Puisque la maîtresse me « reprenait », plus tard j’ai voulu reprendre mon père, lui annoncer que « se parterrer » ou « quart moins d’onze heures » n’existaient pas. Il est entré dans une violente colère. Une autre fois : « Comment voulez-vous que je ne me fasse pas reprendre, si vous parlez mal tout le temps ! » Je pleurais. Il était malheureux. Tout ce qui touche au langage est dans mon souvenir motif de rancœur et de chicanes douloureuses, bien plus que l’argent.»
1ere quatrième de couverture :
La narratrice, qui n’est autre que l’auteur, a perdu son père l’année même où elle est devenue professeur. Cette mort, à laquelle elle a assisté, a marqué sa conscience d’une manière indicible. Plusieurs années après, elle entreprend le récit de la vie de son père, d’abord garçon de ferme, puis ouvrier d’usine, petit commerçant enfin. Se fondant sur des faits, des photos, des souvenirs de scènes précises et de phrases souvent entendues, elle rend sensible la condition de son père, la faible marge de liberté qui lui fut accordée pour se faire sa « place au soleil ». Surtout, elle s’attache à décrire cette distance séparant peu à peu une fille, étudiante, mariée bourgeoisement, d’un père travailleur manuel qu’elle aime et qui l’adore. Mais Annie Ernaux ne ressuscite pas seulement l’image d’un père, elle met au jour avec minutie tout un héritage culturel, coutumes, goûts, valeurs, l’héritage culturel des dominés, qu’elle a dû oublier pour monter dans l’échelle sociale. Les difficultés et la psychologie du petit commerçant, les humiliations sociales, la déchirure de classe à l’intérieur même de la famille, tout cela est relaté avec pudeur et force dans un style dépouillé à l’extrême, qui donne à cette œuvre une densité bouleversante.
Autre résumé :
Le livre s’ouvre sur les épreuves du Capes que subies la narratrice dans un lycée lyonnais. La peur aux tripes, elle finit par réussir aux épreuves orales devant un jury composé d’un inspecteur et de deux assesseurs. Mais, ceci est une fausse entrée. Le lecteur pourrait bien se tromper en se fiant aux premières lignes du livre. Il ne s’agit pas d’un roman sur l’enseignement secondaire ou sur l’éducation. C’est un livre sur la figure du père, sa « place » dans une famille de campagnards aussi bien que dans une société en pleine mutation.

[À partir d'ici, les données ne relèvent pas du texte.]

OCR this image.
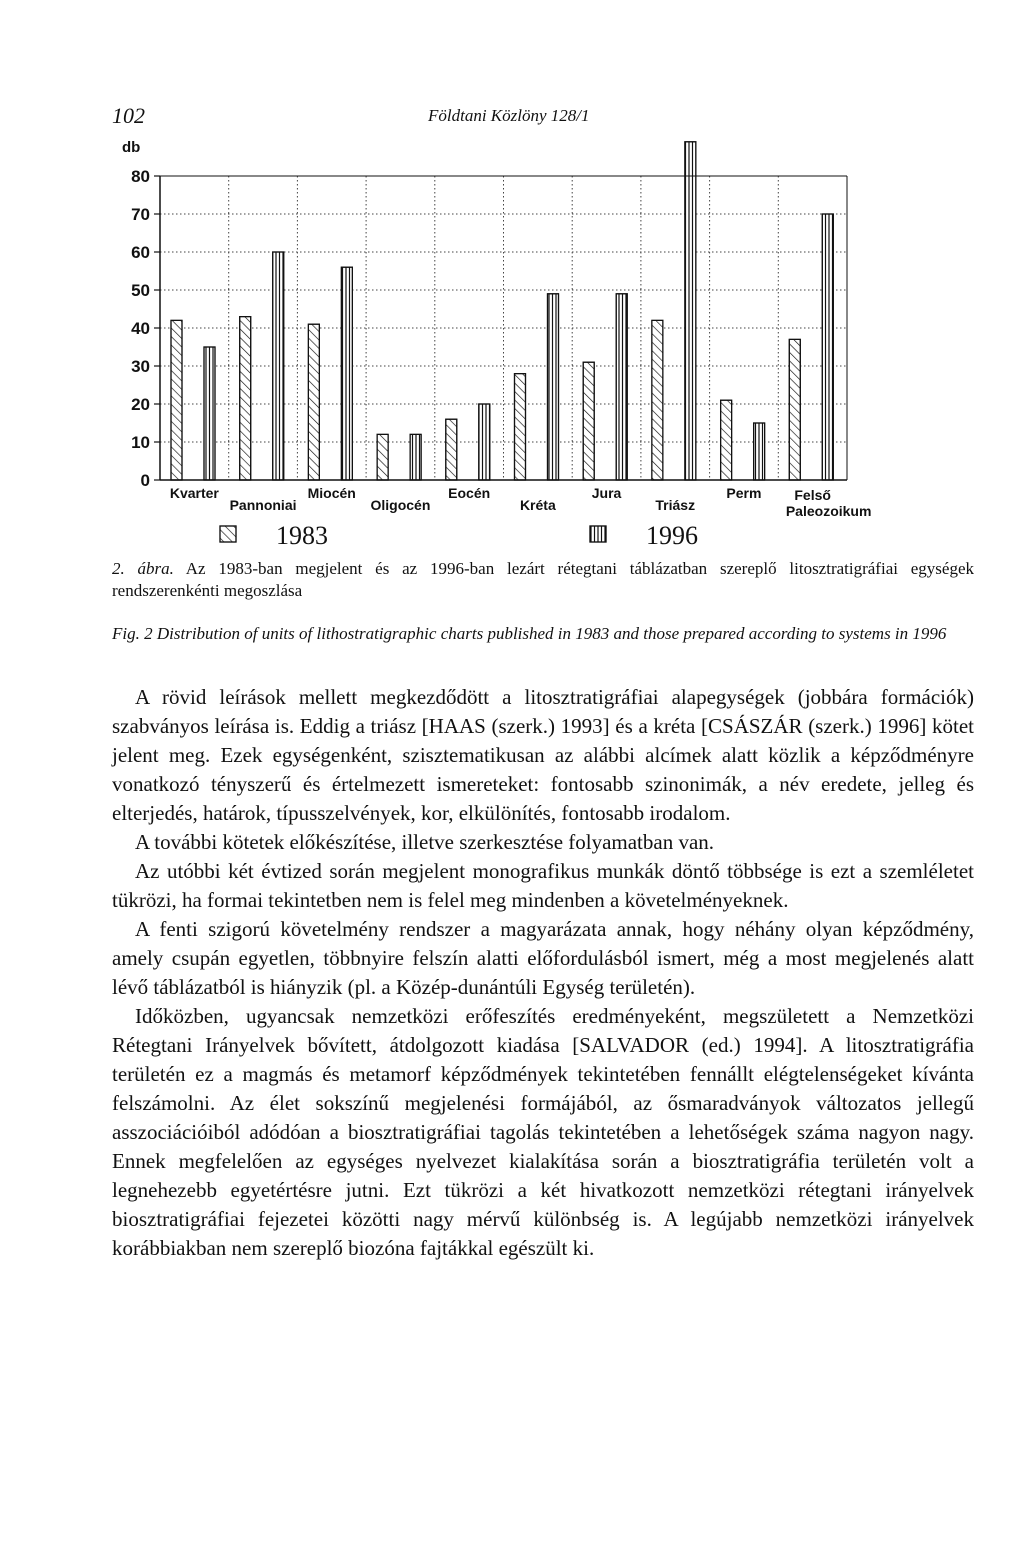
102	Földtani Közlöny 128/1
0
10
20
30
40
50
60
70
80
db
Kvarter
Pannoniai
Miocén
Oligocén
Eocén
Kréta
Jura
Triász
Perm	Felső Paleozoikum
1983	1996
2. ábra. Az 1983-ban megjelent és az 1996-ban lezárt rétegtani táblázatban szereplő litosztratigráfiai egységek rendszerenkénti megoszlása
Fig. 2 Distribution of units of lithostratigraphic charts published in 1983 and those prepared according to systems in 1996

A rövid leírások mellett megkezdődött a litosztratigráfiai alapegységek (jobbára formációk) szabványos leírása is. Eddig a triász [HAAS (szerk.) 1993] és a kréta [CSÁSZÁR (szerk.) 1996] kötet jelent meg. Ezek egységenként, szisztematikusan az alábbi alcímek alatt közlik a képződményre vonatkozó tényszerű és értelmezett ismereteket: fontosabb szinonimák, a név eredete, jelleg és elterjedés, határok, típusszelvények, kor, elkülönítés, fontosabb irodalom.

A további kötetek előkészítése, illetve szerkesztése folyamatban van.

Az utóbbi két évtized során megjelent monografikus munkák döntő többsége is ezt a szemléletet tükrözi, ha formai tekintetben nem is felel meg mindenben a követelményeknek.

A fenti szigorú követelmény rendszer a magyarázata annak, hogy néhány olyan képződmény, amely csupán egyetlen, többnyire felszín alatti előfordulásból ismert, még a most megjelenés alatt lévő táblázatból is hiányzik (pl. a Közép-dunántúli Egység területén).

Időközben, ugyancsak nemzetközi erőfeszítés eredményeként, megszületett a Nemzetközi Rétegtani Irányelvek bővített, átdolgozott kiadása [SALVADOR (ed.) 1994]. A litosztratigráfia területén ez a magmás és metamorf képződmények tekintetében fennállt elégtelenségeket kívánta felszámolni. Az élet sokszínű megjelenési formájából, az ősmaradványok változatos jellegű asszociációiból adódóan a biosztratigráfiai tagolás tekintetében a lehetőségek száma nagyon nagy. Ennek megfelelően az egységes nyelvezet kialakítása során a biosztratigráfia területén volt a legnehezebb egyetértésre jutni. Ezt tükrözi a két hivatkozott nemzetközi rétegtani irányelvek biosztratigráfiai fejezetei közötti nagy mérvű különbség is. A legújabb nemzetközi irányelvek korábbiakban nem szereplő biozóna fajtákkal egészült ki.
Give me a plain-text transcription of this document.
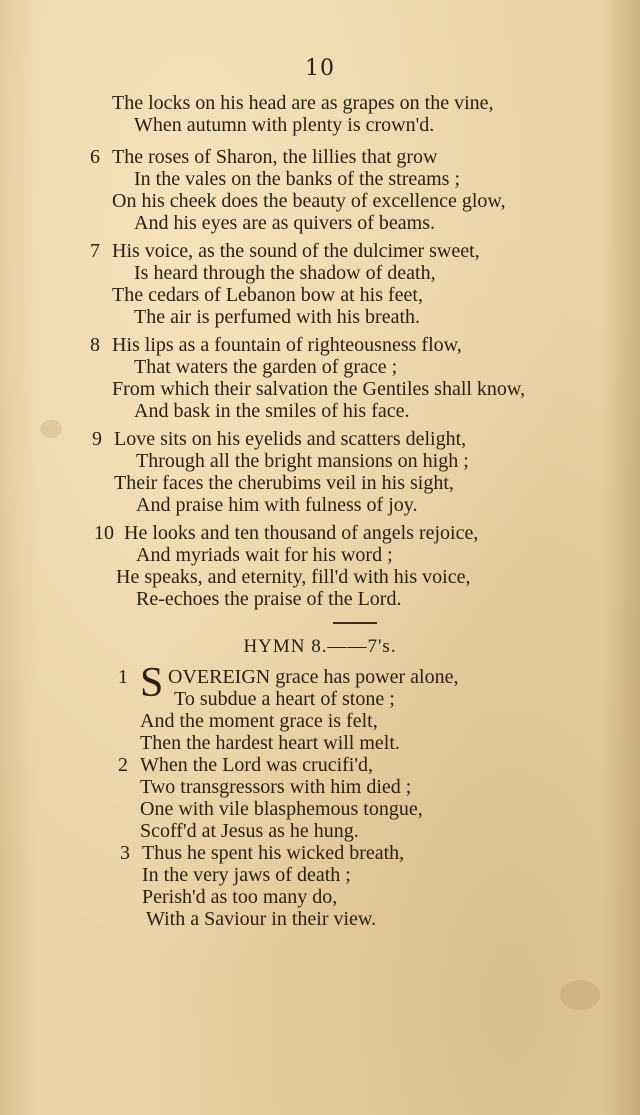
10
The locks on his head are as grapes on the vine,
When autumn with plenty is crown'd.
6 The roses of Sharon, the lillies that grow
In the vales on the banks of the streams ;
On his cheek does the beauty of excellence glow,
And his eyes are as quivers of beams.
7 His voice, as the sound of the dulcimer sweet,
Is heard through the shadow of death,
The cedars of Lebanon bow at his feet,
The air is perfumed with his breath.
8 His lips as a fountain of righteousness flow,
That waters the garden of grace ;
From which their salvation the Gentiles shall know,
And bask in the smiles of his face.
9 Love sits on his eyelids and scatters delight,
Through all the bright mansions on high ;
Their faces the cherubims veil in his sight,
And praise him with fulness of joy.
10 He looks and ten thousand of angels rejoice,
And myriads wait for his word ;
He speaks, and eternity, fill'd with his voice,
Re-echoes the praise of the Lord.
HYMN 8.——7's.
1 S OVEREIGN grace has power alone,
To subdue a heart of stone ;
And the moment grace is felt,
Then the hardest heart will melt.
2 When the Lord was crucifi'd,
Two transgressors with him died ;
One with vile blasphemous tongue,
Scoff'd at Jesus as he hung.
3 Thus he spent his wicked breath,
In the very jaws of death ;
Perish'd as too many do,
With a Saviour in their view.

Deux mois, « jour pour jour », après le passage des épreuves, le père de la narratrice meurt suite à de longues douleurs d’estomac. Annie Ernaux revient sur la figure du père, le sien, et écrit un roman qui se propose d’actualiser la conception du père dans la littérature française. Si dans la première page du roman Annie Ernaux mentionne Le père Goriot de Balzac, elle ne laisse aucun indice au lecteur qu’il s’agira ici d’un roman sur le père. Si, également, dans le roman de Balzac , Goriot est le symbole de l’amour paternel, le père de la narratrice est loin de cette image caricaturale de la paternité. C’est un homme de chair et d’os, qui a autant de faiblesse que de force. Un personnage romanesque, si l’on se tient à la conception de la vérité romanesque de René Girard développée dans son livre « Mensonge romantique et vérité romanesque ». Pour Girard, « le roman romanesque dit la vérité de l’homme ». C’est peut-être à la recherche de cette vérité-là que part Annie Ernaux. Une vérité que Jean Cohen fait résider dans l’inauthenticité de l’homme. Sa construction dans une société de laquelle il est dépendant. Voilà la vérité de l’homme. N’est-ce donc pas la quête ultime de l’autofiction ? Mais si l’autofiction est souvent qualifié de « roman du je », le « je » d’Annie Ernaux n’est donc rien d’autre qu’un jeu. Un « je » trompeur. Car si Annie Ernaux dit « je », c’est de l’autre qu’elle finit par parler. De son père. Nous voilà encore revenu à la conception du roman de Girard évoquée plus haut, pour qui « le moi profond n’existe pas » et que tout homme s’accomplit dans l’autre ou s’explique par l’autre.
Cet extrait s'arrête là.